I had the same reaction last month while attending an ERCOT class on the June 1, 2014 implementation of their new Operating Reserve Demand Curve methodology. ORDC involves a calculation based on loss of load probability and the value of lost load to produce an adder to settlement LMPs. This will have the effect of increasing prices in ERCOT when real time capacity reserves decline to certain levels. ORDC calculated price adders can be as much as thousands of dollars per MWH, meeting the goal of ‘improving scarcity pricing.’

ORDC Pricing Methodology in ERCOT

The creation of a mechanism that can cause serious spikes in ERCOT LMPs at times of low operating reserves is soon to be a fact. How the market will react to this is difficult to gauge.
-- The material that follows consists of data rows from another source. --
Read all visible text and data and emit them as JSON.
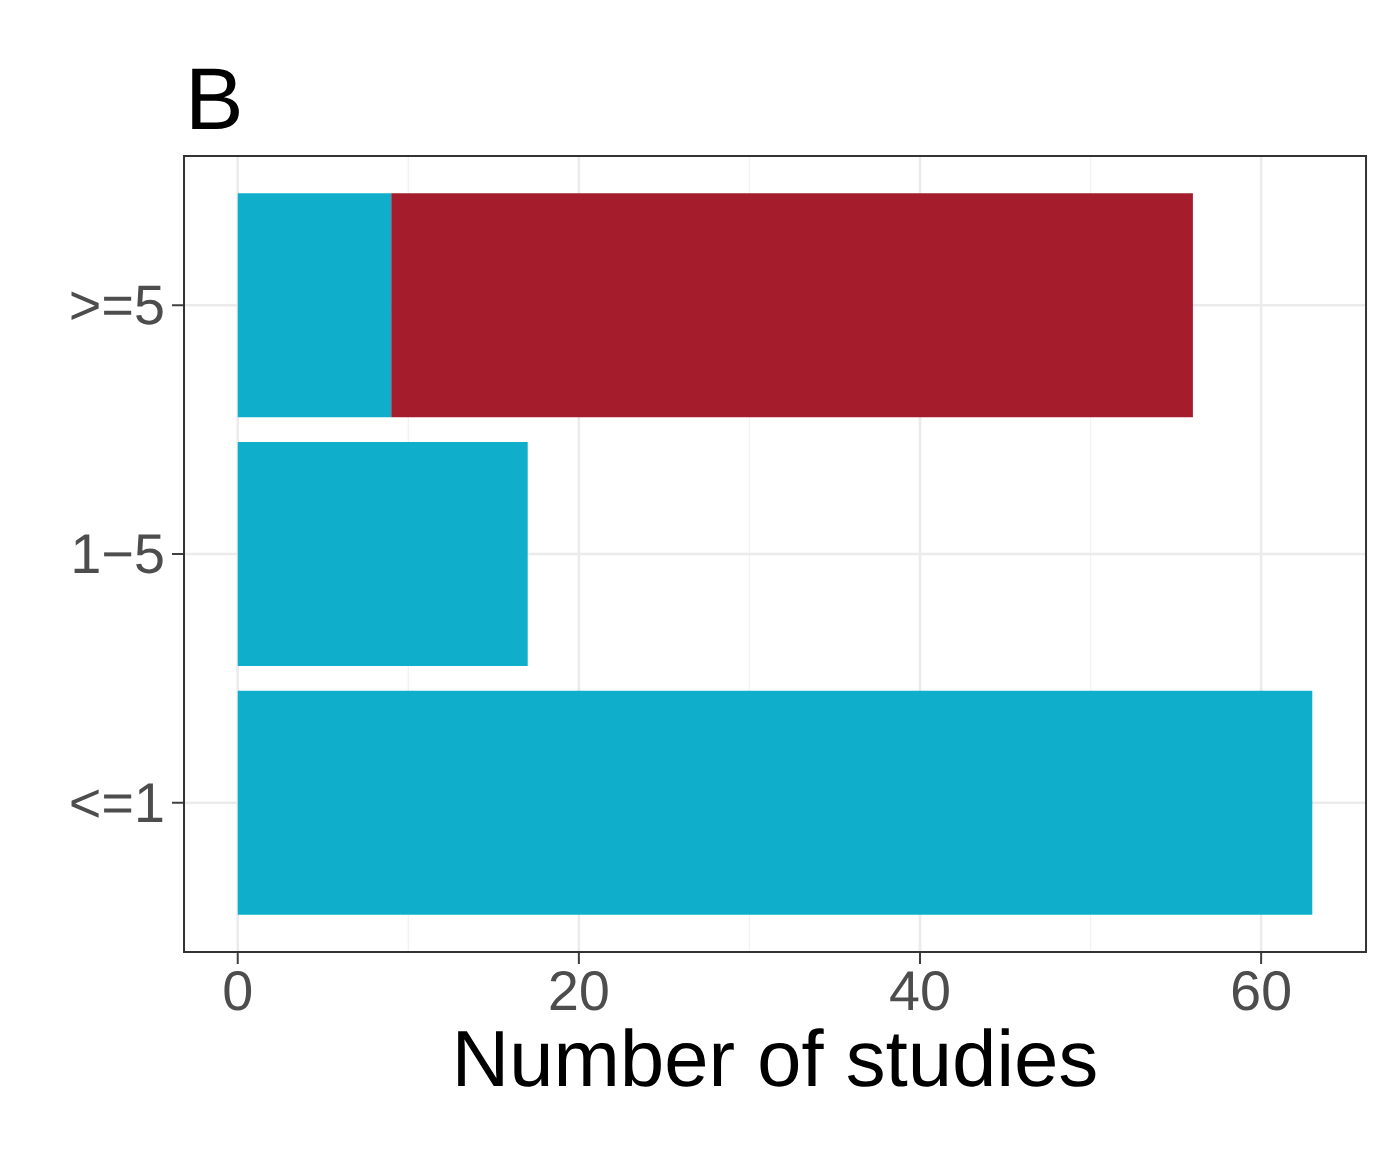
{
  "chart_data": {
    "type": "bar",
    "title": "B",
    "xlabel": "Number of studies",
    "orientation": "horizontal",
    "stacked": true,
    "categories": [
      ">=5",
      "1−5",
      "<=1"
    ],
    "series": [
      {
        "color": "#0fafcb",
        "values": [
          9,
          17,
          63
        ]
      },
      {
        "color": "#a51d2d",
        "values": [
          47,
          null,
          null
        ]
      }
    ],
    "xlim": [
      -3.15,
      66.15
    ],
    "xticks": [
      0,
      20,
      40,
      60
    ],
    "grid": true
  }
}
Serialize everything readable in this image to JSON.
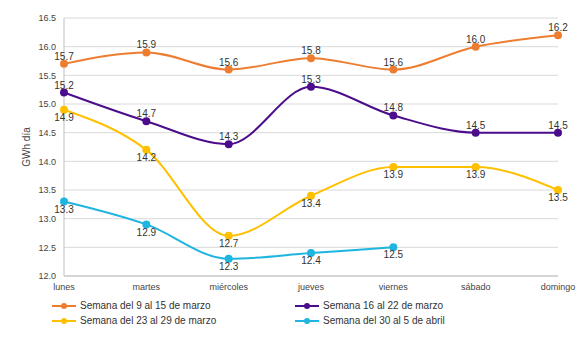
{
  "chart_data": {
    "type": "line",
    "y_label": "GWh día",
    "categories": [
      "lunes",
      "martes",
      "miércoles",
      "jueves",
      "viernes",
      "sábado",
      "domingo"
    ],
    "ylim": [
      12,
      16.5
    ],
    "yticks": [
      {
        "value": 12,
        "label": "12.0"
      },
      12.5,
      {
        "value": 13,
        "label": "13.0"
      },
      13.5,
      {
        "value": 14,
        "label": "14.0"
      },
      14.5,
      {
        "value": 15,
        "label": "15.0"
      },
      15.5,
      {
        "value": 16,
        "label": "16.0"
      },
      16.5
    ],
    "grid": true,
    "legend": "bottom",
    "data_labels": true,
    "marker": "circle",
    "line_style": "solid",
    "series": [
      {
        "name": "Semana del 9 al 15 de marzo",
        "color": "#ED7D31",
        "values": [
          15.7,
          15.9,
          15.6,
          15.8,
          15.6,
          16.0,
          16.2
        ],
        "value_labels": [
          "15.7",
          "15.9",
          "15.6",
          "15.8",
          "15.6",
          "16.0",
          "16.2"
        ]
      },
      {
        "name": "Semana 16 al 22 de marzo",
        "color": "#4B0D8C",
        "values": [
          15.2,
          14.7,
          14.3,
          15.3,
          14.8,
          14.5,
          14.5
        ],
        "value_labels": [
          "15.2",
          "14.7",
          "14.3",
          "15.3",
          "14.8",
          "14.5",
          "14.5"
        ]
      },
      {
        "name": "Semana del 23 al 29 de marzo",
        "color": "#FFC000",
        "values": [
          14.9,
          14.2,
          12.7,
          13.4,
          13.9,
          13.9,
          13.5
        ],
        "value_labels": [
          "14.9",
          "14.2",
          "12.7",
          "13.4",
          "13.9",
          "13.9",
          "13.5"
        ]
      },
      {
        "name": "Semana del 30 al 5 de abril",
        "color": "#1FB5E0",
        "values": [
          13.3,
          12.9,
          12.3,
          12.4,
          12.5,
          null,
          null
        ],
        "value_labels": [
          "13.3",
          "12.9",
          "12.3",
          "12.4",
          "12.5",
          null,
          null
        ]
      }
    ]
  }
}
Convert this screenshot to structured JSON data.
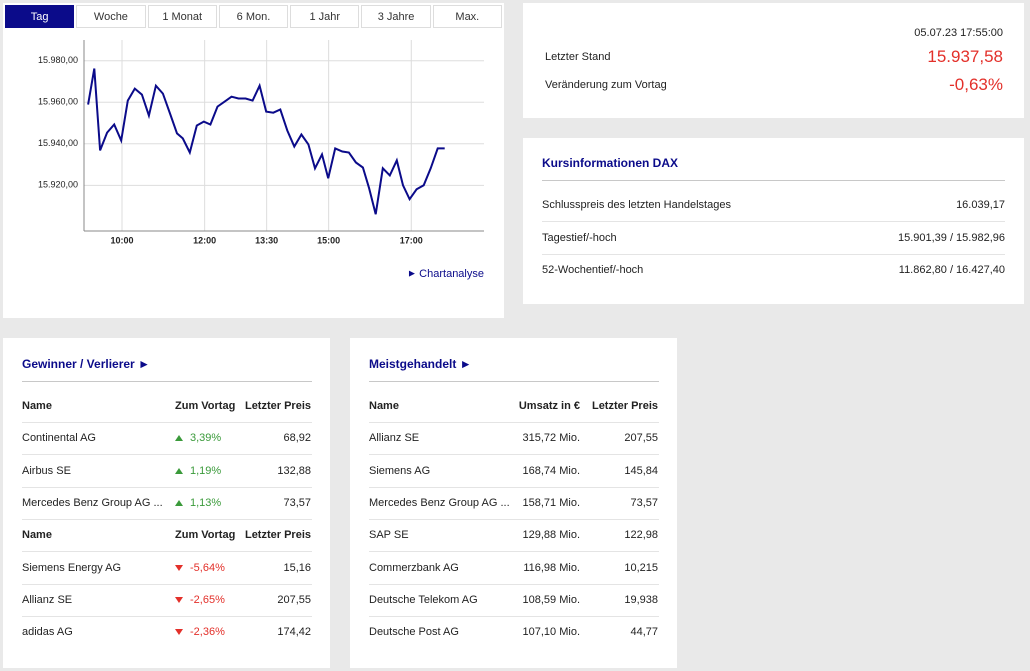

From our perspective as an REP, the uncertainty of how operating practices will be influenced by ORDC is a tremendous incentive to increase forward hedging. However, as we saw after the summer of 2011, an over-hedged market is characterized by hour after hour of low settlement prices for long positions. This shrinks margins and pressures retail prices. Frankly, a capacity market would have also pressured prices, but in a predictable way, and you would at least know what your money is buying.
I can only imagine what ORDC will do to a resource. Will they so fear improved scarcity pricing during an event caused by their own forced outage that they are more likely to set capacity aside?

I can only imagine what retail advocacy groups, which were quite opposed to a capacity market that would ‘give’ money to generators, will think if prices this summer will now spike hard and often. Speaking of history, has it really been so long ago that the PUCT called companies on the carpet after emergencies to demand explanations of why they bid unusually high prices or had capacity unavailable? Now, if you don’t bid high, relax, we’ll jack it up for you. Keep losing units? Thanks for improving scarcity pricing.

ORDC will soon be a fact. History will someday tell us if more frequent and severe LMP spikes will indeed occur, and if they will be adequate to motivate generators to invest in the new capacity that ERCOT indeed needs. Meanwhile, I’ll keep wondering what they were thinking.